Halal et santé : l’halalopathie est-elle porteuse d’espoir pour les patients ?
Il y a deux ans, le scientifique palestinien Jawad Alzeer était perplexe. Installé en Suisse depuis 25 ans, il a connu le succès en tant que maître de conférences et chercheur principal à l’Université de Zurich, ainsi qu’en tant qu’auditeur principal d’un organisme suisse de certification halal.
Tout au long de sa carrière, Jawad Alzeer a travaillé tout particulièrement sur deux marchés en pleine croissance : l’industrie pharmaceutique (1 100 milliards de dollars) et la certification de produits halal.
« Je me demandais pourquoi tant de médicaments pharmaceutiques approuvés n’avaient aucune valeur thérapeutique ajoutée »
- Jawad Alzeer, chercheur
Il sentait néanmoins que quelque chose manquait.
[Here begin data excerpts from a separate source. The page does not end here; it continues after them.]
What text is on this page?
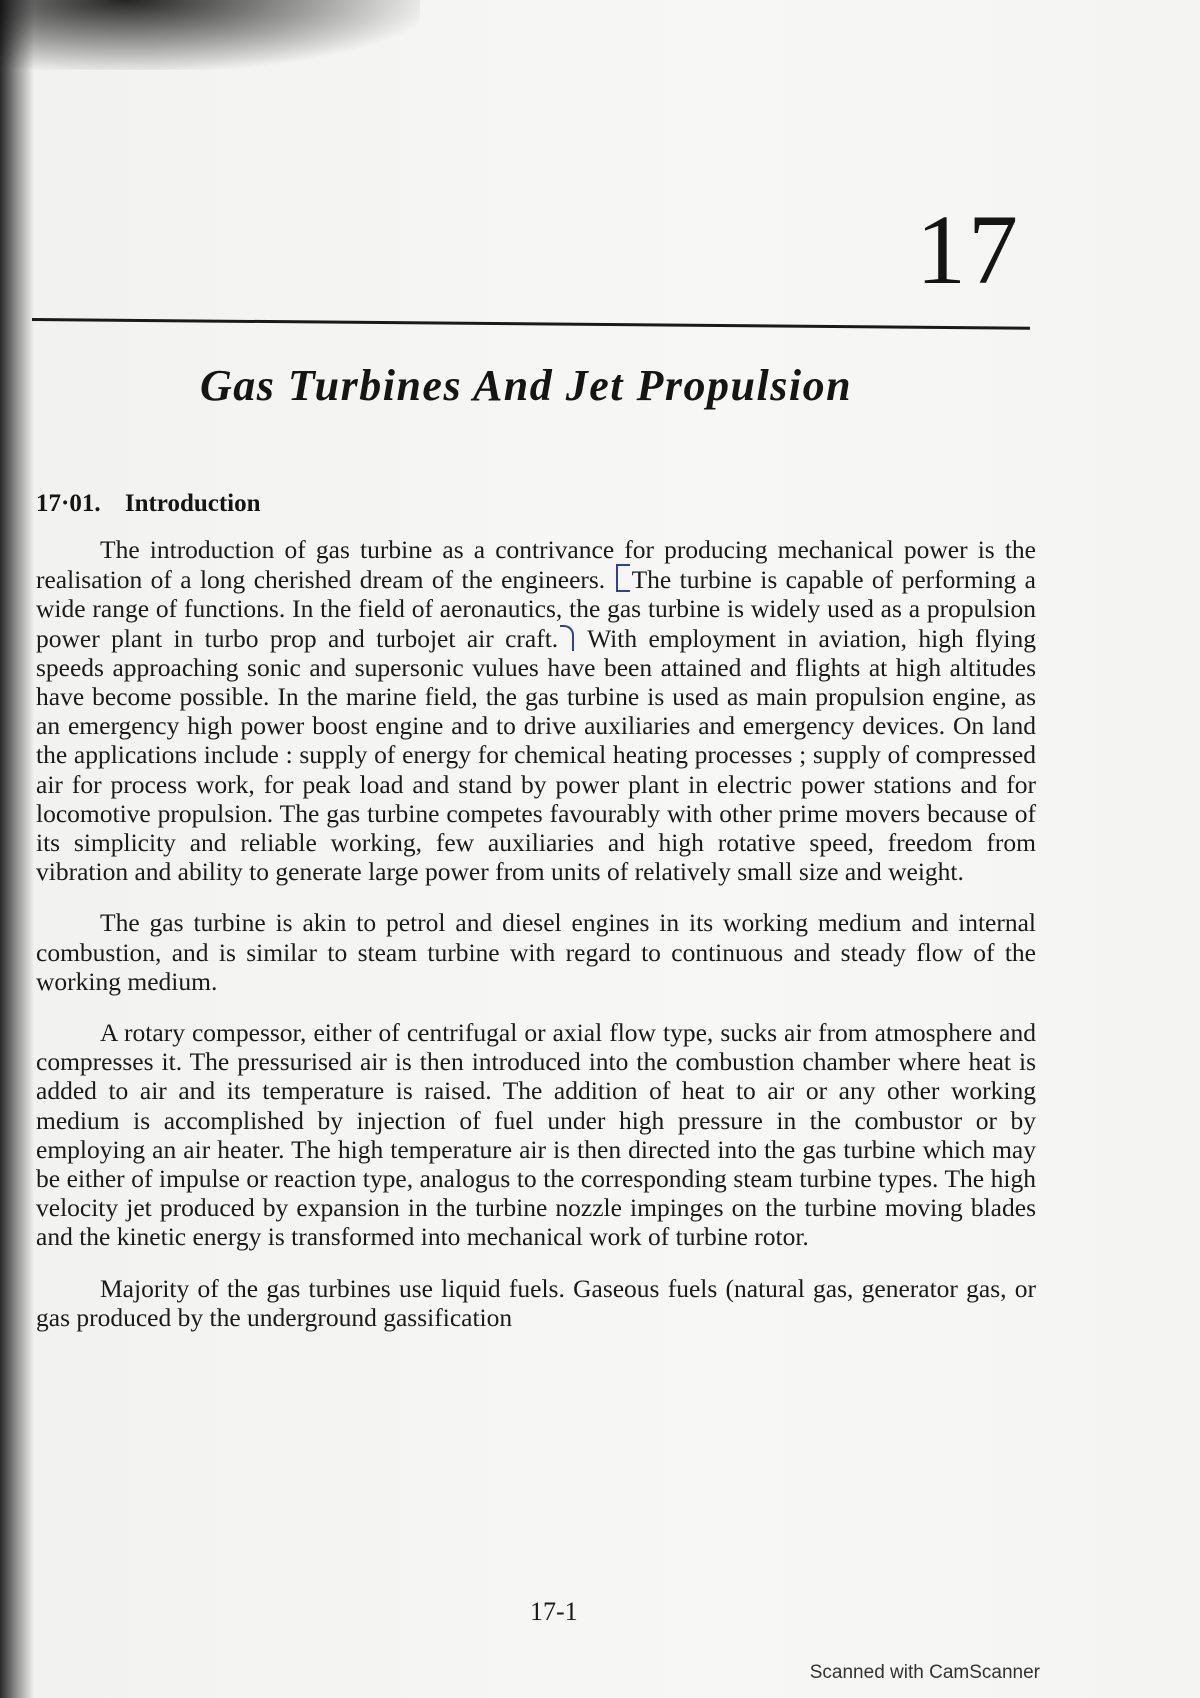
17
Gas Turbines And Jet Propulsion
17·01. Introduction

The introduction of gas turbine as a contrivance for producing mechanical power is the realisation of a long cherished dream of the engineers. The turbine is capable of performing a wide range of functions. In the field of aeronautics, the gas turbine is widely used as a propulsion power plant in turbo prop and turbojet air craft. With employment in aviation, high flying speeds approaching sonic and supersonic vulues have been attained and flights at high altitudes have become possible. In the marine field, the gas turbine is used as main propulsion engine, as an emergency high power boost engine and to drive auxiliaries and emergency devices. On land the applications include : supply of energy for chemical heating processes ; supply of compressed air for process work, for peak load and stand by power plant in electric power stations and for locomotive propulsion. The gas turbine competes favourably with other prime movers because of its simplicity and reliable working, few auxiliaries and high rotative speed, freedom from vibration and ability to generate large power from units of relatively small size and weight.

The gas turbine is akin to petrol and diesel engines in its working medium and internal combustion, and is similar to steam turbine with regard to continuous and steady flow of the working medium.

A rotary compessor, either of centrifugal or axial flow type, sucks air from atmosphere and compresses it. The pressurised air is then introduced into the combustion chamber where heat is added to air and its temperature is raised. The addition of heat to air or any other working medium is accomplished by injection of fuel under high pressure in the combustor or by employing an air heater. The high temperature air is then directed into the gas turbine which may be either of impulse or reaction type, analogus to the corresponding steam turbine types. The high velocity jet produced by expansion in the turbine nozzle impinges on the turbine moving blades and the kinetic energy is transformed into mechanical work of turbine rotor.

Majority of the gas turbines use liquid fuels. Gaseous fuels (natural gas, generator gas, or gas produced by the underground gassification

17-1
Scanned with CamScanner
Tout d’abord, il y avait le rejet par la médecine moderne des soins intégratifs, qui comprennent le traitement conventionnel, l’autotraitement et les médecines alternatives et complémentaires (MAC).
Ensuite, de nombreux acteurs de l’industrie alimentaire ne comprenaient pas pourquoi certains ingrédients devaient être certifiés halal pour les musulmans, ce qu’il a dû expliquer encore et encore.
« Je me demandais pourquoi autant de médicaments pharmaceutiques approuvés n’avaient aucune valeur thérapeutique ajoutée », dit-il, « et j’ai également écrit un article de recherche sur les aliments certifiés halal et les alicaments dans le monde arabe ».
Jawad Alzeer a ensuite eu son éclair de génie : et s’il combinait les deux industries en un seul concept donnant à certains musulmans les assurances religieuses supplémentaires dont ils avaient besoin au sujet de leurs traitements médicaux ?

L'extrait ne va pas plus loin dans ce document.